Truth 6: Prioritizing Trustworthy AI from day one is important
GenAI creates not only new opportunities but also new risks – compliance, reputation and IP-related. Define and publicize a vision for responsible AI with clear principles and policies across fairness, transparency, safety, privacy, sustainability and regulatory compliance. Start with these four items:
- Data integrity: Use robust mechanisms to ensure data integrity so you can trust that the information driving your decisions is precise and dependable.
- Ethical practices: Foster trust in AI, creating a foundation for ensuring that your AI-driven decisions are fair and equitable and do not unintentionally discriminate against any group.
- AI governance: Create with XOps frameworks like DataOps, ModelOps, and DecisionOps to align processes, technology and people.
- Continuous monitoring and auditing: Set up constant monitoring and auditing processes to track AI performance and compliance over time.
Truth 7: Cost controls and oversight are important.
GenAI may play an important role in your organization’s future, but there’s no reason to mortgage that future by writing a blank check for its implementation.
GenAI requires new investments in cloud expenses and operations, as well as costs for data security, talent, infrastructure, hardware and dozens of other categories you may have never considered.
But GenAI is a long-term investment, not a quest for single-shot success stories.
What’s important today is building a technology architecture that can be scaled and standardized for future success.
That requires a fully integrated approach to implementation. SAS works with all types of organizations to create an AI blueprint that begins with learning about your company’s needs, strategies and budget so that every step is outlined and expectations agreed upon before implementation begins.

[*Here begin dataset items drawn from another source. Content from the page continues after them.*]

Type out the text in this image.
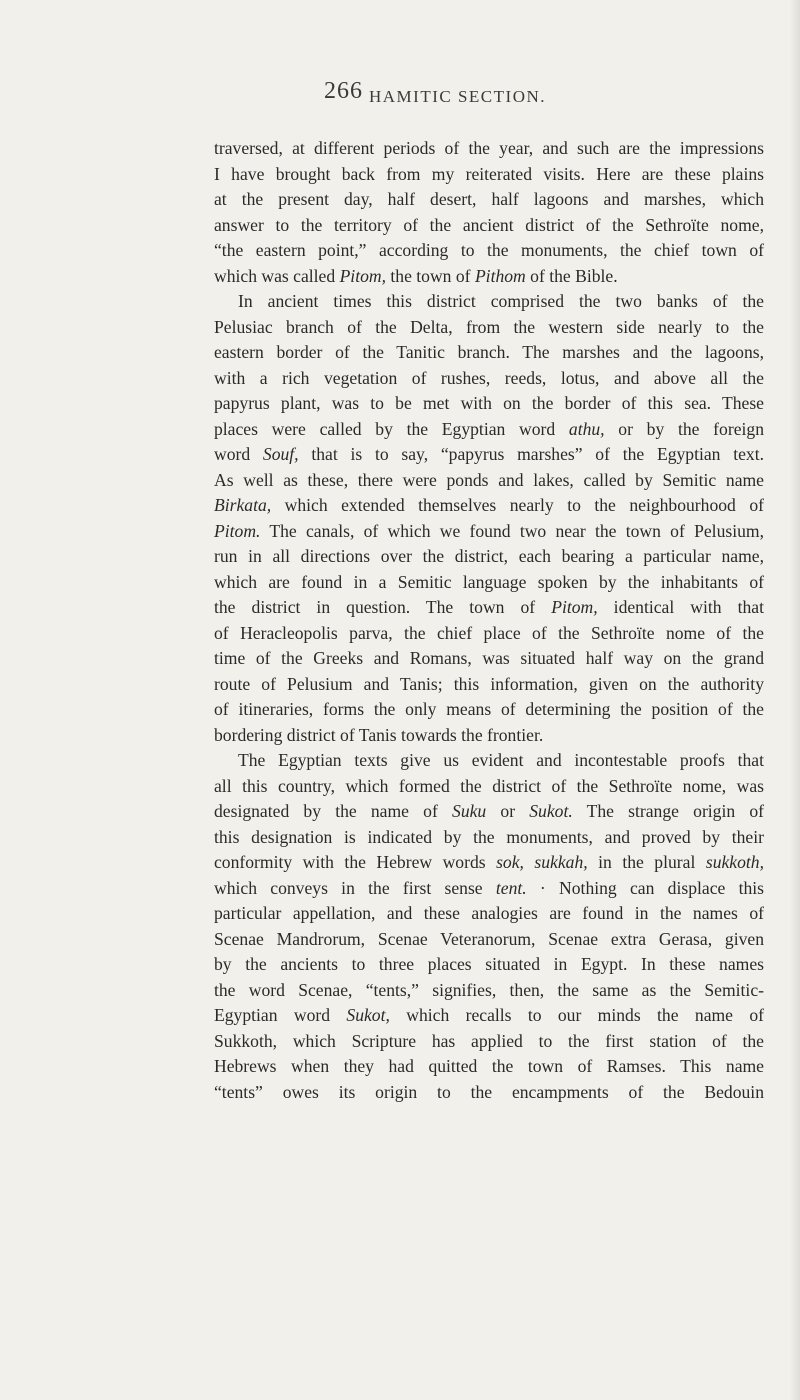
266 HAMITIC SECTION.
traversed, at different periods of the year, and such are the impressions
I have brought back from my reiterated visits. Here are these plains
at the present day, half desert, half lagoons and marshes, which
answer to the territory of the ancient district of the Sethroïte nome,
“the eastern point,” according to the monuments, the chief town of
which was called Pitom, the town of Pithom of the Bible.
In ancient times this district comprised the two banks of the
Pelusiac branch of the Delta, from the western side nearly to the
eastern border of the Tanitic branch. The marshes and the lagoons,
with a rich vegetation of rushes, reeds, lotus, and above all the
papyrus plant, was to be met with on the border of this sea. These
places were called by the Egyptian word athu, or by the foreign
word Souf, that is to say, “papyrus marshes” of the Egyptian text.
As well as these, there were ponds and lakes, called by Semitic name
Birkata, which extended themselves nearly to the neighbourhood of
Pitom. The canals, of which we found two near the town of Pelusium,
run in all directions over the district, each bearing a particular name,
which are found in a Semitic language spoken by the inhabitants of
the district in question. The town of Pitom, identical with that
of Heracleopolis parva, the chief place of the Sethroïte nome of the
time of the Greeks and Romans, was situated half way on the grand
route of Pelusium and Tanis; this information, given on the authority
of itineraries, forms the only means of determining the position of the
bordering district of Tanis towards the frontier.
The Egyptian texts give us evident and incontestable proofs that
all this country, which formed the district of the Sethroïte nome, was
designated by the name of Suku or Sukot. The strange origin of
this designation is indicated by the monuments, and proved by their
conformity with the Hebrew words sok, sukkah, in the plural sukkoth,
which conveys in the first sense tent. · Nothing can displace this
particular appellation, and these analogies are found in the names of
Scenae Mandrorum, Scenae Veteranorum, Scenae extra Gerasa, given
by the ancients to three places situated in Egypt. In these names
the word Scenae, “tents,” signifies, then, the same as the Semitic-
Egyptian word Sukot, which recalls to our minds the name of
Sukkoth, which Scripture has applied to the first station of the
Hebrews when they had quitted the town of Ramses. This name
“tents” owes its origin to the encampments of the Bedouin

You’ll save money in the long run and avoid wasting money on systems that don’t fit with a fully integrated vision for the future.

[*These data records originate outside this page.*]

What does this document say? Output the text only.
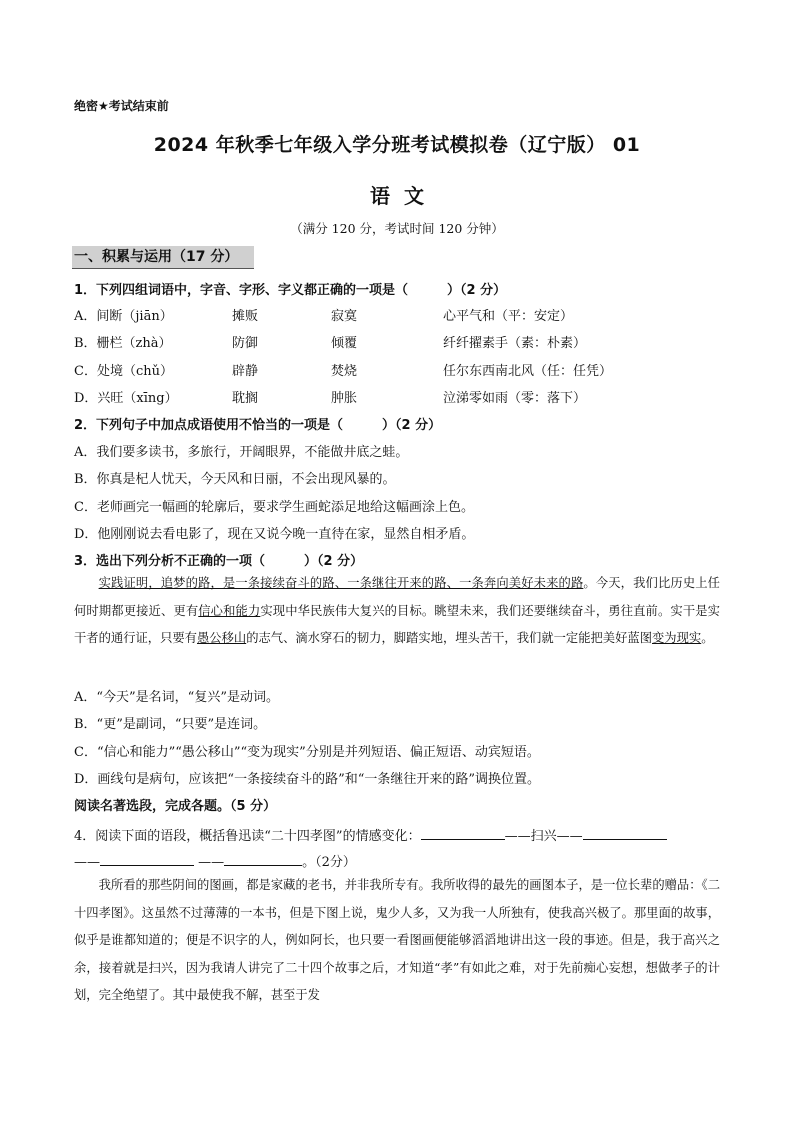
绝密★考试结束前
2024 年秋季七年级入学分班考试模拟卷（辽宁版） 01
语文
（满分 120 分，考试时间 120 分钟）
一、积累与运用（17 分）
1．下列四组词语中，字音、字形、字义都正确的一项是（　　　）（2 分）
A．间断（jiān）	摊贩	寂寞	心平气和（平：安定）
B．栅栏（zhà）	防御	倾覆	纤纤擢素手（素：朴素）
C．处境（chǔ）	辟静	焚烧	任尔东西南北风（任：任凭）
D．兴旺（xīng）	耽搁	肿胀	泣涕零如雨（零：落下）
2．下列句子中加点成语使用不恰当的一项是（　　　）（2 分）
A．我们要多读书，多旅行，开阔眼界，不能做井底之蛙。
B．你真是杞人忧天，今天风和日丽，不会出现风暴的。
C．老师画完一幅画的轮廓后，要求学生画蛇添足地给这幅画涂上色。
D．他刚刚说去看电影了，现在又说今晚一直待在家，显然自相矛盾。
3．选出下列分析不正确的一项（　　　）（2 分）
实践证明，追梦的路，是一条接续奋斗的路、一条继往开来的路、一条奔向美好未来的路。今天，我们比历史上任何时期都更接近、更有信心和能力实现中华民族伟大复兴的目标。眺望未来，我们还要继续奋斗，勇往直前。实干是实干者的通行证，只要有愚公移山的志气、滴水穿石的韧力，脚踏实地，埋头苦干，我们就一定能把美好蓝图变为现实。
A．“今天”是名词，“复兴”是动词。
B．“更”是副词，“只要”是连词。
C．“信心和能力”“愚公移山”“变为现实”分别是并列短语、偏正短语、动宾短语。
D．画线句是病句，应该把“一条接续奋斗的路”和“一条继往开来的路”调换位置。
阅读名著选段，完成各题。（5 分）
4．阅读下面的语段，概括鲁迅读“二十四孝图”的情感变化：	——扫兴——
——	——	。（2分）
我所看的那些阴间的图画，都是家藏的老书，并非我所专有。我所收得的最先的画图本子，是一位长辈的赠品：《二十四孝图》。这虽然不过薄薄的一本书，但是下图上说，鬼少人多，又为我一人所独有，使我高兴极了。那里面的故事，似乎是谁都知道的；便是不识字的人，例如阿长，也只要一看图画便能够滔滔地讲出这一段的事迹。但是，我于高兴之余，接着就是扫兴，因为我请人讲完了二十四个故事之后，才知道“孝”有如此之难，对于先前痴心妄想，想做孝子的计划，完全绝望了。其中最使我不解，甚至于发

Truth 8: Never underestimate the power of synthetic data.
GenAI may be the future, but it’s essential that it not be compromised by faulty data or invasions of people’s privacy. Language models are very data-hungry, and we will eventually run out of data.
That’s the joy of synthetic data. It allows you to generate data where there isn’t enough, starting from your real data. It also helps you avoid releasing private information and even gives a voice to underrepresented populations to avoid biases.
If you don’t have enough data or cannot use the data you do have because of sensitive information, synthetic data is the way to go.
Truth 9: If you think your competitors have GenAI all figured out, think again.
There certainly are success stories, but individual successes don’t always equal competitive advantage, much less long-term advantage.
The early failures we’ll see in 2025 will result from jumping in without long-term strategy, but the businesses that learn from these challenges will emerge as leaders in this space.
The GenAI journey is just beginning, and the organizations that take a thoughtful, structured approach will be the ones that transform their industries for the better.